Komal has provided one-on-one inclusion coaching to hundreds of senior leaders and brings a unique approach that is informed by her background as a psychotherapist. Using a trauma-informed lens and somatic approaches, she also has experience guiding leaders and teams in mending relationships, and rebuilding trust where harm has occurred due to inequities, intercultural conflict, value mismatches, exclusion, and psychological or geopolitical safety issues, with the goal of creating a more inclusive, resilient or organizational culture.

Komal also offers a performance coaching program designed specifically for BIPOC leaders.

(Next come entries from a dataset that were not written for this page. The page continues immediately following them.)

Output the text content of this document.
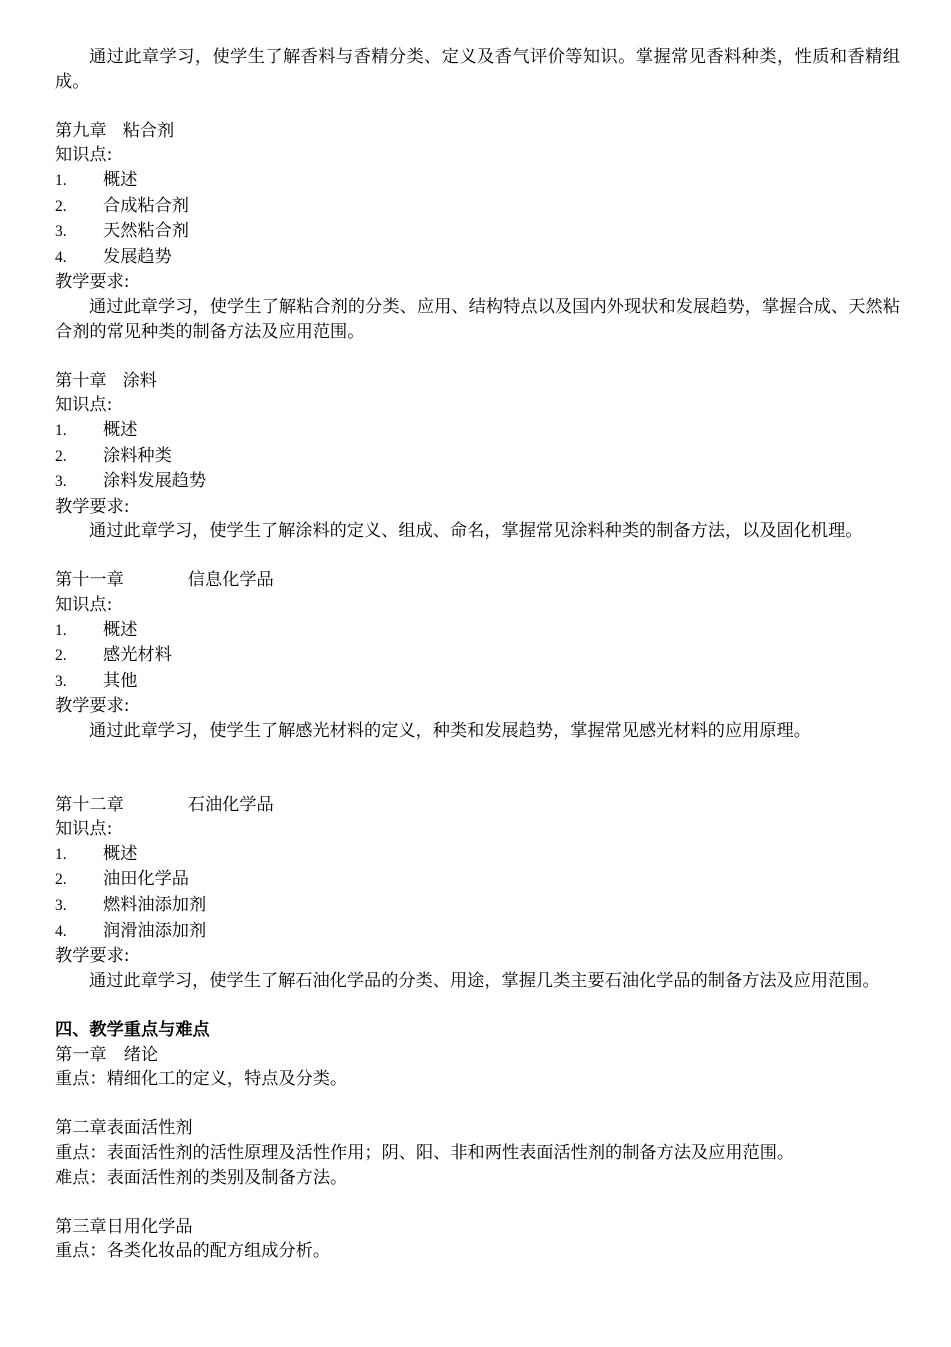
通过此章学习，使学生了解香料与香精分类、定义及香气评价等知识。掌握常见香料种类，性质和香精组成。
第九章 粘合剂
知识点:
1. 概述
2. 合成粘合剂
3. 天然粘合剂
4. 发展趋势
教学要求:
通过此章学习，使学生了解粘合剂的分类、应用、结构特点以及国内外现状和发展趋势，掌握合成、天然粘合剂的常见种类的制备方法及应用范围。
第十章 涂料
知识点:
1. 概述
2. 涂料种类
3. 涂料发展趋势
教学要求:
通过此章学习，使学生了解涂料的定义、组成、命名，掌握常见涂料种类的制备方法，以及固化机理。
第十一章	信息化学品
知识点:
1. 概述
2. 感光材料
3. 其他
教学要求:
通过此章学习，使学生了解感光材料的定义，种类和发展趋势，掌握常见感光材料的应用原理。
第十二章	石油化学品
知识点:
1. 概述
2. 油田化学品
3. 燃料油添加剂
4. 润滑油添加剂
教学要求:
通过此章学习，使学生了解石油化学品的分类、用途，掌握几类主要石油化学品的制备方法及应用范围。
四、教学重点与难点
第一章　绪论
重点：精细化工的定义，特点及分类。
第二章表面活性剂
重点：表面活性剂的活性原理及活性作用；阴、阳、非和两性表面活性剂的制备方法及应用范围。
难点：表面活性剂的类别及制备方法。
第三章日用化学品
重点：各类化妆品的配方组成分析。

This program aims to help BIPOC leaders harness their place, position, and identity to thrive in the workplace and beyond. Komal is a qualified administrator of the Intercultural Development Inventory (IDI).

As bci’s Mental Health Expert-in-Residence, Komal offers tremendous expertise around workplace mental health. As a doctoral trained mental health clinician, certified health executive, and registered social worker, Komal has assisted organizations looking to advance employee mental health inclusion and well-being through offering programming on inclusive dialogue, anti-stigma, burnout prevention, psychological safety, resilience, and self-care. Komal is committed to advancing mental health and wellness across the life course; she currently serves on the board of the Alzheimer’s Society of Ontario and previously served on the board of Children’s Mental Health Ontario and the YMCA of Greater Toronto.

When Komal is not working, you’ll find her painting, cooking or snuggling with her cat.